Les deux sont actuellement au coude à coude dans les sondages, mais un problème qui pourrait briser l’égalité est le mécontentement suscité par la gestion par le maire de la catastrophe meurtrière du funiculaire du mois dernier. Cette semaine, les familles des victimes se sont plaintes du fait que personne de la mairie ne les avait contactées depuis la catastrophe, et Moedas est critiqué pour sa décision controversée de reporter toute audience concernant l’accident jusqu’après les élections.

Même s’il n’est pas puni par les électeurs, l’effondrement pourrait encore compliquer son parcours vers un second mandat : le maire ne devrait pas obtenir une majorité gouvernementale, et sa capacité à former un gouvernement minoritaire ou de coalition dépendra du soutien de Chega. Étant donné que le candidat principal du parti d’extrême droite, Bruno Mascaren, a déposé sans succès une motion de censure contre Moedas pour sa réponse à la catastrophe, les négociations pourraient s’avérer délicates.

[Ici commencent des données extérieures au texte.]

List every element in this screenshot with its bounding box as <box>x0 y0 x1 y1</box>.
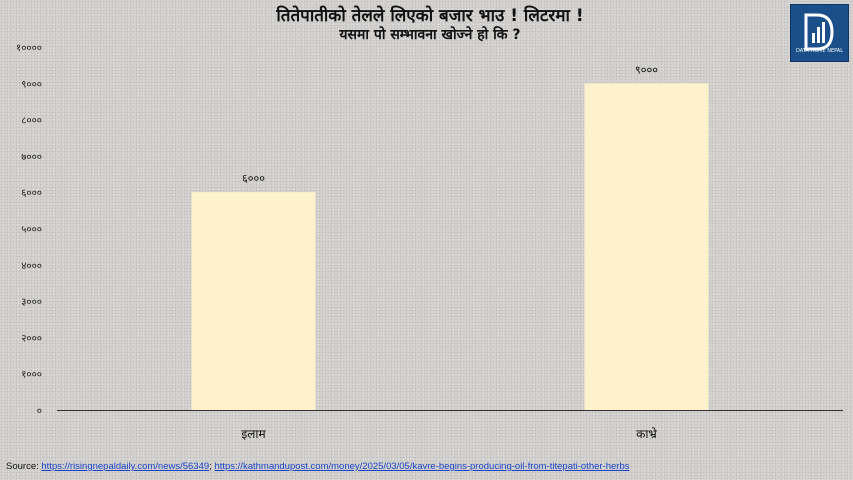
bar-2 <box>584 83 709 411</box>
data-label: ९००० <box>635 63 658 76</box>
y-tick-label: ८००० <box>21 116 42 127</box>
category-label: इलाम <box>241 427 266 441</box>
chart-subtitle: यसमा पो सम्भावना खोज्ने हो कि ? <box>339 27 521 43</box>
data-home-nepal-logo: DATA HOME NEPAL <box>790 4 849 62</box>
category-label: काभ्रे <box>636 427 657 441</box>
source-line: Source: https://risingnepaldaily.com/new… <box>6 461 629 472</box>
source-link-rising-nepal[interactable]: https://risingnepaldaily.com/news/56349 <box>41 461 210 472</box>
y-tick-label: २००० <box>21 333 42 344</box>
y-tick-label: ९००० <box>21 79 42 90</box>
data-label: ६००० <box>242 172 265 185</box>
y-tick-label: १००० <box>21 370 42 381</box>
logo-mark-icon <box>804 13 834 51</box>
title-block: तितेपातीको तेलले लिएको बजार भाउ ! लिटरमा… <box>180 6 680 44</box>
y-tick-label: ३००० <box>21 297 42 308</box>
y-tick-label: ५००० <box>21 225 42 236</box>
y-tick-label: ६००० <box>21 188 42 199</box>
chart-title: तितेपातीको तेलले लिएको बजार भाउ ! लिटरमा… <box>276 6 584 26</box>
logo-text: DATA HOME NEPAL <box>795 48 844 54</box>
source-link-kathmandu-post[interactable]: https://kathmandupost.com/money/2025/03/… <box>214 461 630 472</box>
source-label: Source: <box>6 461 39 472</box>
bar-1 <box>191 192 316 410</box>
y-tick-label: १०००० <box>16 43 42 54</box>
y-tick-label: ७००० <box>21 152 42 163</box>
source-separator: ; <box>209 461 212 472</box>
y-tick-label: ४००० <box>21 261 42 272</box>
y-tick-label: ० <box>37 406 42 417</box>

Dans la deuxième plus grande ville du Portugal, l’élection de dimanche marque la première fois que le maire de centre-droit Rui Moreira ne sera pas présent sur les listes électorales depuis 12 ans. Au lieu de cela, le conservateur Pedro Duarte et l’ancien député européen et candidat du Parti socialiste Manuel Pizarro sont engagés dans une course serrée, également dominée par la crise du logement.

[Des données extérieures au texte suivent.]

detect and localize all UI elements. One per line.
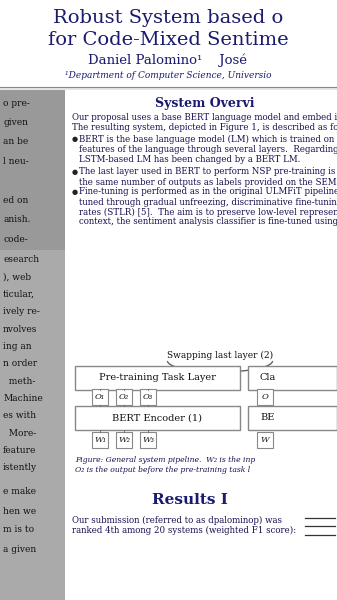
Text: O₁: O₁ (95, 393, 105, 401)
Bar (0, 480, 65, 600)
Text: Figure: General system pipeline.  W₂ is the inp: Figure: General system pipeline. W₂ is t… (75, 456, 255, 464)
Text: given: given (3, 118, 28, 127)
Bar (0, 250, 65, 480)
Text: O: O (262, 393, 269, 401)
FancyBboxPatch shape (75, 406, 240, 430)
Text: Machine: Machine (3, 394, 43, 403)
Text: l neu-: l neu- (3, 157, 29, 166)
Text: the same number of outputs as labels provided on the SEMEŸ: the same number of outputs as labels pro… (79, 176, 337, 187)
FancyBboxPatch shape (140, 389, 156, 405)
Text: code-: code- (3, 235, 28, 244)
FancyBboxPatch shape (248, 406, 337, 430)
Text: o pre-: o pre- (3, 98, 30, 107)
Text: esearch: esearch (3, 256, 39, 265)
Text: ●: ● (72, 169, 78, 175)
Text: W₃: W₃ (142, 436, 154, 444)
Text: es with: es with (3, 411, 36, 420)
Text: Fine-tuning is performed as in the original ULMFiT pipeline.: Fine-tuning is performed as in the origi… (79, 187, 337, 196)
Text: ively re-: ively re- (3, 307, 40, 316)
FancyBboxPatch shape (92, 389, 108, 405)
Text: BE: BE (260, 413, 274, 422)
FancyBboxPatch shape (257, 389, 273, 405)
FancyBboxPatch shape (257, 432, 273, 448)
Text: istently: istently (3, 463, 37, 472)
FancyBboxPatch shape (248, 366, 337, 390)
Text: O₂: O₂ (119, 393, 129, 401)
Text: features of the language through several layers.  Regarding the: features of the language through several… (79, 145, 337, 154)
Text: Daniel Palomino¹    José: Daniel Palomino¹ José (89, 53, 247, 67)
FancyBboxPatch shape (116, 389, 132, 405)
Text: The last layer used in BERT to perform NSP pre-training is c: The last layer used in BERT to perform N… (79, 167, 337, 176)
Text: ing an: ing an (3, 342, 32, 351)
Text: m is to: m is to (3, 526, 34, 535)
Text: O₃: O₃ (143, 393, 153, 401)
Text: context, the sentiment analysis classifier is fine-tuned using th: context, the sentiment analysis classifi… (79, 217, 337, 226)
Text: feature: feature (3, 446, 36, 455)
Text: W: W (261, 436, 269, 444)
Text: Results I: Results I (152, 493, 228, 507)
Text: meth-: meth- (3, 377, 35, 386)
Text: for Code-Mixed Sentime: for Code-Mixed Sentime (48, 31, 288, 49)
Text: Our submission (referred to as ​dpalominop​) was: Our submission (referred to as ​dpalomin… (72, 515, 282, 524)
Text: O₂ is the output before the pre-training task l: O₂ is the output before the pre-training… (75, 466, 250, 474)
Text: BERT is the base language model (LM) which is trained on a: BERT is the base language model (LM) whi… (79, 134, 337, 143)
Text: tuned through gradual unfreezing, discriminative fine-tuning (: tuned through gradual unfreezing, discri… (79, 197, 337, 206)
Text: an be: an be (3, 137, 28, 146)
Text: ticular,: ticular, (3, 290, 35, 299)
Text: rates (STLR) [5].  The aim is to preserve low-level representat: rates (STLR) [5]. The aim is to preserve… (79, 208, 337, 217)
Text: W₂: W₂ (118, 436, 130, 444)
Text: e make: e make (3, 487, 36, 497)
FancyBboxPatch shape (75, 366, 240, 390)
Text: ed on: ed on (3, 196, 28, 205)
Text: ), web: ), web (3, 273, 31, 282)
Text: nvolves: nvolves (3, 325, 37, 334)
Text: ●: ● (72, 136, 78, 142)
Text: LSTM-based LM has been changed by a BERT LM.: LSTM-based LM has been changed by a BERT… (79, 154, 300, 163)
Text: Pre-training Task Layer: Pre-training Task Layer (99, 373, 216, 383)
Text: System Overvi: System Overvi (155, 97, 255, 109)
Text: ●: ● (72, 189, 78, 195)
Text: Robust System based o: Robust System based o (53, 9, 283, 27)
Text: a given: a given (3, 545, 36, 553)
FancyBboxPatch shape (92, 432, 108, 448)
Text: W₁: W₁ (94, 436, 106, 444)
Text: ranked 4th among 20 systems (weighted F1 score):: ranked 4th among 20 systems (weighted F1… (72, 526, 296, 535)
Text: anish.: anish. (3, 215, 31, 224)
Text: hen we: hen we (3, 506, 36, 515)
FancyBboxPatch shape (140, 432, 156, 448)
Text: BERT Encoder (1): BERT Encoder (1) (113, 413, 203, 422)
Text: Swapping last layer (2): Swapping last layer (2) (167, 350, 273, 359)
Text: Cla: Cla (260, 373, 276, 383)
Bar (0, 90, 65, 250)
Text: n order: n order (3, 359, 37, 368)
Text: ¹Department of Computer Science, Universio: ¹Department of Computer Science, Univers… (65, 70, 271, 79)
Text: Our proposal uses a base BERT language model and embed it w: Our proposal uses a base BERT language m… (72, 113, 337, 121)
FancyBboxPatch shape (116, 432, 132, 448)
Text: More-: More- (3, 428, 36, 437)
Text: The resulting system, depicted in Figure 1, is described as follo: The resulting system, depicted in Figure… (72, 122, 337, 131)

Duarte souhaite utiliser les allégements fiscaux pour inciter les propriétaires des 20 000 logements vacants de la ville à les louer à des prix abordables, mais Pizarro affirme que son propre projet visant à construire 5 000 logements abordables sur des terrains municipaux pourrait être mis en œuvre beaucoup plus rapidement.
Duarte a également une proposition radicale visant à augmenter la taxe de séjour afin de rendre les transports publics gratuits pour tous les habitants de la ville – mais le contre-plan de Pizarro visant à réduire la limite de vitesse sur le périphérique le plus intérieur de Porto pourrait s’avérer plus controversé.

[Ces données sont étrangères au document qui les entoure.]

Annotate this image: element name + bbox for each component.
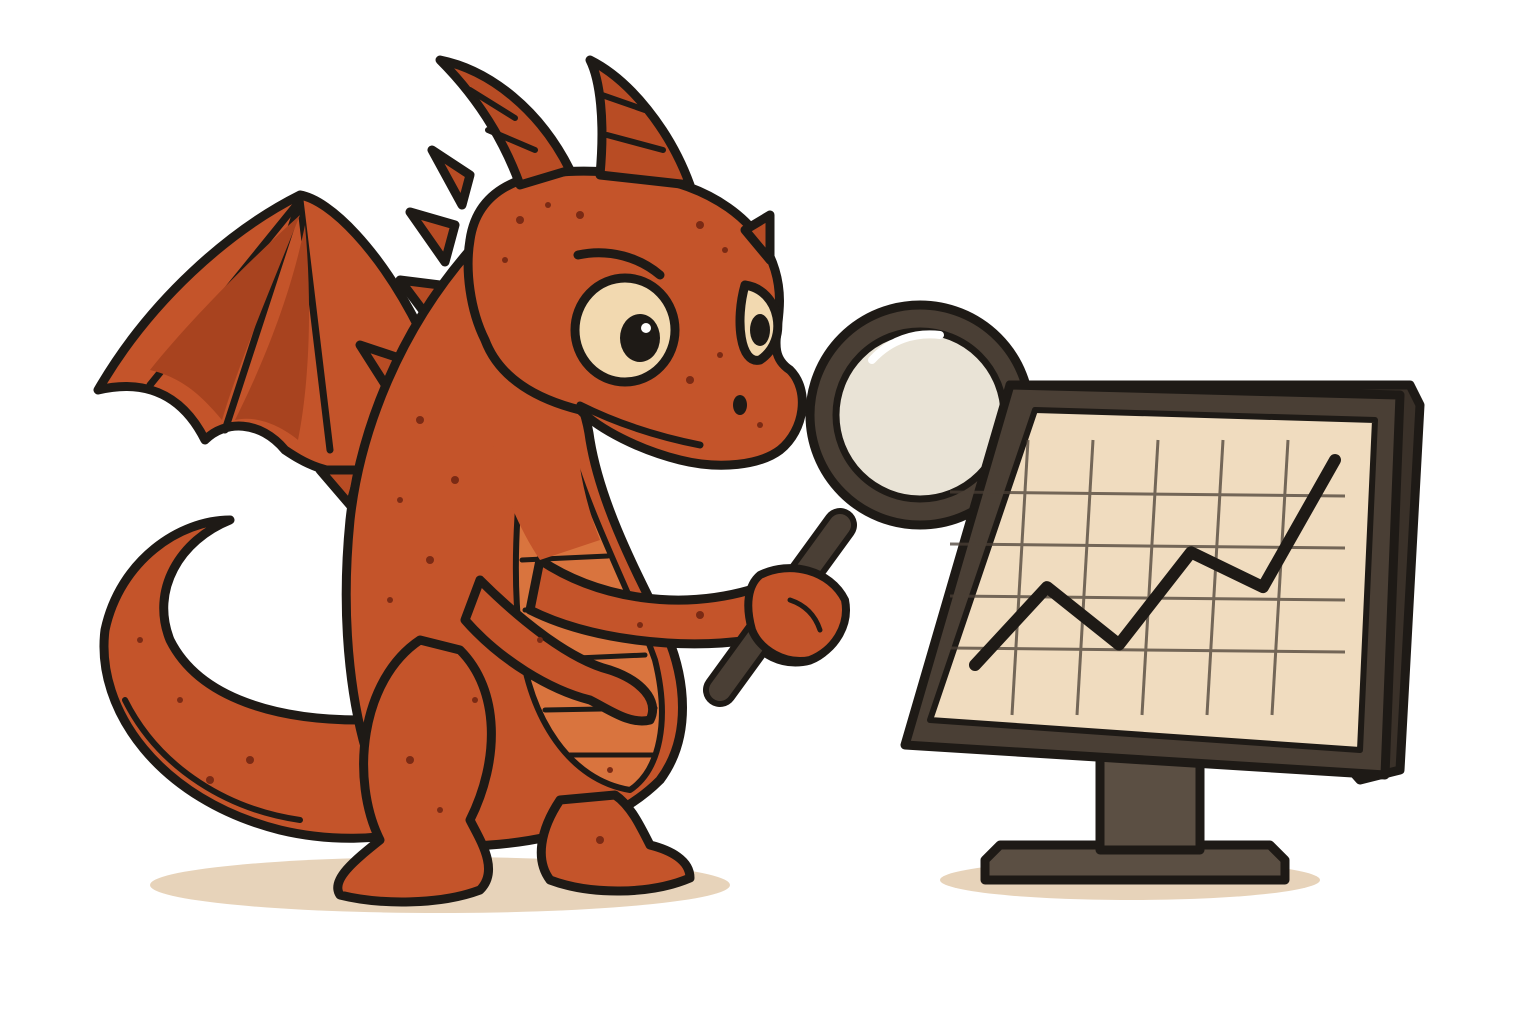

Aucun des deux candidats ne devant obtenir la majorité gouvernementale, Chega pourrait finalement déterminer la vision gagnante.
En tant que parti le plus voté dans 60 villes lors des élections nationales anticipées de mai dernier, les candidats de Chega sont désormais prêts à connaître un succès similaire dans nombre de ces municipalités.
Les sondages indiquent que l’influenceuse d’extrême droite et députée Rita Matias est à trois pour gouverner Sintra, la deuxième municipalité la plus peuplée du Portugal, où les prix des logements augmentent en raison de la demande croissante des résidents déplacés de Lisbonne. Les candidats de Chega ont encore plus de chances de remporter Elvas, une ancienne ville forteresse située à la frontière espagnole, et des communautés semi-rurales comme Viana do Alentejo et Benavente.

Mais le parti d’extrême droite se concentre surtout sur la région de l’Algarve, où les habitants peinent à équilibrer les salaires moyens les plus bas du pays avec un coût de la vie en constante augmentation en raison de la présence de touristes étrangers et de retraités. En promouvant le discours selon lequel les migrants saisonniers sont responsables des malheurs locaux, Chega a gagné du terrain parmi les électeurs du Sud qui se sentent abandonnés par l’État portugais hyper-centralisé.
Et tandis que les derniers sondages suggèrent toujours que les partis conventionnels repousseront la tentative de Chega de prendre Faro, l’extrême droite pourrait gagner dans d’autres villes du sud et gagner suffisamment de sièges au conseil pour rendre certaines municipalités pratiquement ingouvernables.
Les bureaux de vote fermeront à 20 heures GMT sur le continent portugais, et les projections à la sortie des urnes seront publiées une heure plus tard, à la fin du vote dans l’archipel des Açores. Le système électoral du pays est remarquablement efficace, le décompte final est donc attendu avant minuit.